Trimurti Temple Complex at Prambanan, Java on Photo Dharma

I first went to Java in 2009, and, of course, my main interest was to see and photograph Borobudur, which I managed to do, collecting over 1,200 photographs at the time, making it by far the largest coverage of the site on the internet or in print.

The second biggest historical site in Java is not Buddhist, but Hindu, and was built around a century after Borobudur, and was perhaps even built as a reaction to it, by rulers who had newly converted to Saivism.

Trimurti Temple Complex at Prambanan

Silhouette of the Prambanan Complex at dawn
Silhouette of the Prambanan Complex at dawn

In May 2006 this site was very badly affected by the Yogyakarta earthquake, which caused extensive damage and rendered the site unstable, and when I was there in 2009 most of the buildings were still off-limits because of the danger.

When returning in 2013 I managed to finish the extra work I had set myself at Borobudur, and then had a few days to photograph the Prambanan complex, which had been reopened in the meantime.

The site consists of three main temples, all facing East, with the Siva Temple in the middle, the Brahma Temple to its south, and a Visnu Temple to its north.

In front of these are temples built for their respective vehicles: a Nandi Bull Temple in front of the Siva Temple, and Angsa (or Hamsa) Goose Temple in front of Brahma’s, and a Garuda Mythological Bird Temple in front of Visnu’s.

Besides these there are other smaller temples around, including Apit Side Temples and the remains of 224 Pervara Shrine Temples in the grounds, only a few of which have been reconstructed.

A model reconstruction of the original site, showing how it would have looked in its heyday, can be found at the bottom of the Pramabanan page.

The main focus of course is on the three main Trimurti Temples.

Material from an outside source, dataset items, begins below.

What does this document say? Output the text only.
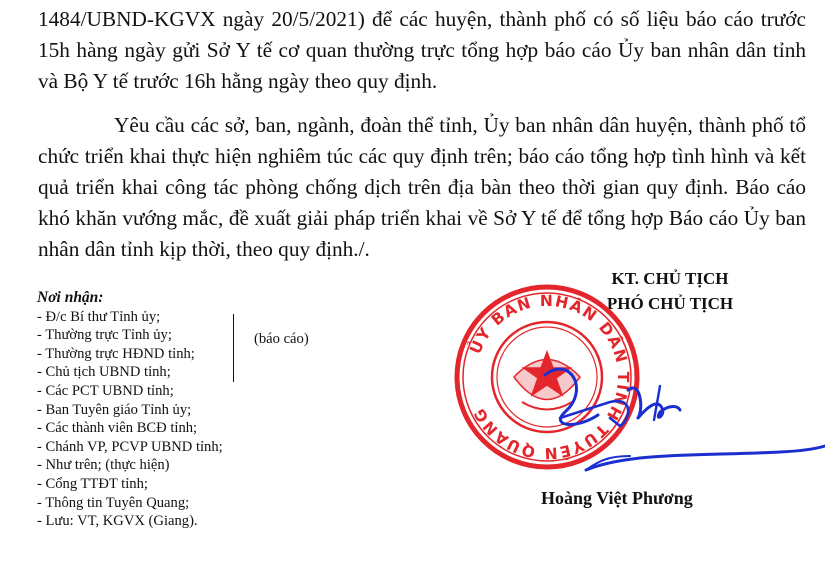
1484/UBND-KGVX ngày 20/5/2021) để các huyện, thành phố có số liệu báo cáo trước 15h hàng ngày gửi Sở Y tế cơ quan thường trực tổng hợp báo cáo Ủy ban nhân dân tỉnh và Bộ Y tế trước 16h hằng ngày theo quy định.

Yêu cầu các sở, ban, ngành, đoàn thể tỉnh, Ủy ban nhân dân huyện, thành phố tổ chức triển khai thực hiện nghiêm túc các quy định trên; báo cáo tổng hợp tình hình và kết quả triển khai công tác phòng chống dịch trên địa bàn theo thời gian quy định. Báo cáo khó khăn vướng mắc, đề xuất giải pháp triển khai về Sở Y tế để tổng hợp Báo cáo Ủy ban nhân dân tỉnh kịp thời, theo quy định./.

Nơi nhận:
- Đ/c Bí thư Tỉnh ủy;
- Thường trực Tỉnh ủy;
- Thường trực HĐND tỉnh;
- Chủ tịch UBND tỉnh;
- Các PCT UBND tỉnh;
- Ban Tuyên giáo Tỉnh ủy;
- Các thành viên BCĐ tỉnh;
- Chánh VP, PCVP UBND tỉnh;
- Như trên; (thực hiện)
- Cổng TTĐT tỉnh;
- Thông tin Tuyên Quang;
- Lưu: VT, KGVX (Giang).
(báo cáo)
KT. CHỦ TỊCH
PHÓ CHỦ TỊCH
ỦY BAN NHÂN DÂN TỈNH TUYÊN QUANG
Hoàng Việt Phương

These have many fine bas-reliefs carved around them in much the same way as Borobudur has, but this time telling the Rama Story (on the Siva and Brahma Temples) and the Krishna Story (on the Visnu Temple).

They also have many fine decorations, including Lokapala (World Protector) statues, and Kalpataru (Lucky Tree) reliefs, with equally auspicious creatures at their side: kinnara and kinnari, bulls, deer, geese and peacocks.

The time we were in Prambanan was during the off-season and there were only few tourists there, so we managed to get good and easy access to the monuments, and the photographs have now been published on Photo Dhrama, along with further information about the complex.

This is the last of the reports on the trip to Java in 2013 and I should mention that there were two other sites photographed on the trip: the first is the Ancient Mendut Temple, situated around 5 km from Borobudur. I stayed next door to this temple on my first visit to Java, and got some good photographs at that time, but managed to add around 40 more from the work on this trip.

The second is a small Hindu Temple at Pringapus, which we visited in 2009, but as far as I remember the battery in my camera had run out, and I didn’t manage to photograph it then. This trip we returned and I got some good photographs of this small and fairly remote village temple.

There are still a couple of albums from the Thailand part of the trip to come in the next couple of weeks.